Des médias où elle s’illustre, c’est toutefois la radio qu’elle préfère. « J’y trouve une grande liberté qui me permet de combiner à la fois le plaisir de l’écriture et celui de la performance. » Surtout, dit-elle, c’est le contact humain qu’offre la radio qui lui plaît. 

La pertinence d’une plume

« Rose-Aimée, c’est une première de classe : elle se mérite une note parfaite », affirme sans détour Laurie Dupont, cheffe de contenu culture et société chez Elle Québec, là où Rose-Aimée tient une chronique mensuelle. « Elle a une bonne intelligence émotionnelle et sait jusqu’où aller tout en demeurant audacieuse et pertinente », explique Mme Dupont, en se rappelant un texte de Rose-Aimée sur le vieillissement du sexe féminin.

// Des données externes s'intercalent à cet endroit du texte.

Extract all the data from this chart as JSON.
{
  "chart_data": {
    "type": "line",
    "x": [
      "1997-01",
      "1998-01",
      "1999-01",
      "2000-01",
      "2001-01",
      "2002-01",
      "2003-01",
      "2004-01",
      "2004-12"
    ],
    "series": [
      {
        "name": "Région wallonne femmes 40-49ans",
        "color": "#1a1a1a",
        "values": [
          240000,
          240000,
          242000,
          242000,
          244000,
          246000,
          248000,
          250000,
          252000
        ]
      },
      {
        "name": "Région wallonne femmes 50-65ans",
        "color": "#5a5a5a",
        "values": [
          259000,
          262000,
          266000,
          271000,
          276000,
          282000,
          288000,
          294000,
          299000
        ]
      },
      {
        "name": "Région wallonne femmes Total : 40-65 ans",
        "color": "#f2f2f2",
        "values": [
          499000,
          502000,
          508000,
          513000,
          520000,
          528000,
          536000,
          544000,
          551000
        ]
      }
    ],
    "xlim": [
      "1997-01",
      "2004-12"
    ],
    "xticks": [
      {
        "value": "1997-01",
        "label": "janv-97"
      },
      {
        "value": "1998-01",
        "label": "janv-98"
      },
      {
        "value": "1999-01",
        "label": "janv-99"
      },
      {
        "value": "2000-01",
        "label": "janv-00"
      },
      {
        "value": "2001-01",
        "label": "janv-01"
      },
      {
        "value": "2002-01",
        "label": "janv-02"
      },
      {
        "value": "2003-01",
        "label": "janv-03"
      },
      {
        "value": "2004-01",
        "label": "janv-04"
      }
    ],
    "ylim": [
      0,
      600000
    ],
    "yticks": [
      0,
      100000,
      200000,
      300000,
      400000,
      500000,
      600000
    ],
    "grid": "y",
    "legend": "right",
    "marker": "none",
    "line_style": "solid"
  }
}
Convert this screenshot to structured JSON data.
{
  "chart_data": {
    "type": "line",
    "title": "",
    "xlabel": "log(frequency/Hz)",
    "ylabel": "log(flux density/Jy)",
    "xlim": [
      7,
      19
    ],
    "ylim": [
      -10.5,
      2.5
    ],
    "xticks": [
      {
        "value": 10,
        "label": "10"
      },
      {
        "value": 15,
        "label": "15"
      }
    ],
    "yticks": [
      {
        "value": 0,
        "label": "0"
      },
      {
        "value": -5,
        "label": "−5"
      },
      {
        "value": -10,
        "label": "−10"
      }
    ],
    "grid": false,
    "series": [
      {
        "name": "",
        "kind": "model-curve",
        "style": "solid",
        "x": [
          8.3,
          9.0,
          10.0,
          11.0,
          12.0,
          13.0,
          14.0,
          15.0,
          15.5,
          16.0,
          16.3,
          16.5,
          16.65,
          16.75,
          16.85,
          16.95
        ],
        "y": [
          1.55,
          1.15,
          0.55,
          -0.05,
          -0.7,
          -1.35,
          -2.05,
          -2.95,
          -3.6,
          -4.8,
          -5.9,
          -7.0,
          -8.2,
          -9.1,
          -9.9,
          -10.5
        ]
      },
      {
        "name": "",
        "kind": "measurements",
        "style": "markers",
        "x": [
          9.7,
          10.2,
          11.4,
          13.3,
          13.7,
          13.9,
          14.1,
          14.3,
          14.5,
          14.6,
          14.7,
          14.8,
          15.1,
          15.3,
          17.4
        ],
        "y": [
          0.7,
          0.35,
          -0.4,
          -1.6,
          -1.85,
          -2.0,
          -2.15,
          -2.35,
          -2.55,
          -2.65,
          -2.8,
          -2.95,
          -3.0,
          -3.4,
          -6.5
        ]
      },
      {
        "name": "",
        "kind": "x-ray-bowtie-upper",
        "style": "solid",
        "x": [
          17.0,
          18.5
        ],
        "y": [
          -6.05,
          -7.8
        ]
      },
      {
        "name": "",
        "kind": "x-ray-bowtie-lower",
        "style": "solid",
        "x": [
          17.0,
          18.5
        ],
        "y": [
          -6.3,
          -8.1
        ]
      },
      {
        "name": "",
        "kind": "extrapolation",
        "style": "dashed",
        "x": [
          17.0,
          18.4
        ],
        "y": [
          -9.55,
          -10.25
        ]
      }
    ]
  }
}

Si Rose-Aimée diversifie ses apparitions, l’encre de sa plume ne s’est pas pour autant asséchée. En plus d’avoir rédigé La Vie pas toujours olympique de Marianne St-Gelais, un récit biographique de la patineuse de vitesse, Rose-Aimée a écrit deux livres : un essai journalistique, Ton absence m’appartient, et un récit d’autofiction avec Il préférait les brûler, mettant en scène le personnage de Fauve, le prénom que son père souhaitait lui donner. Elle rédige présentement un troisième ouvrage, purement fictif cette fois-ci.

Elle travaille en parallèle à la conception d’un film documentaire à venir en mai et d’une série documentaire attendue pour décembre de cette année. Et à cette Rose-Aimée Automne T. Morin à qui tout semble réussir, que peut-on souhaiter ? « Que je réussisse à écrire une chanson », répond-elle. 

Décidément, elle est pleine de surprises.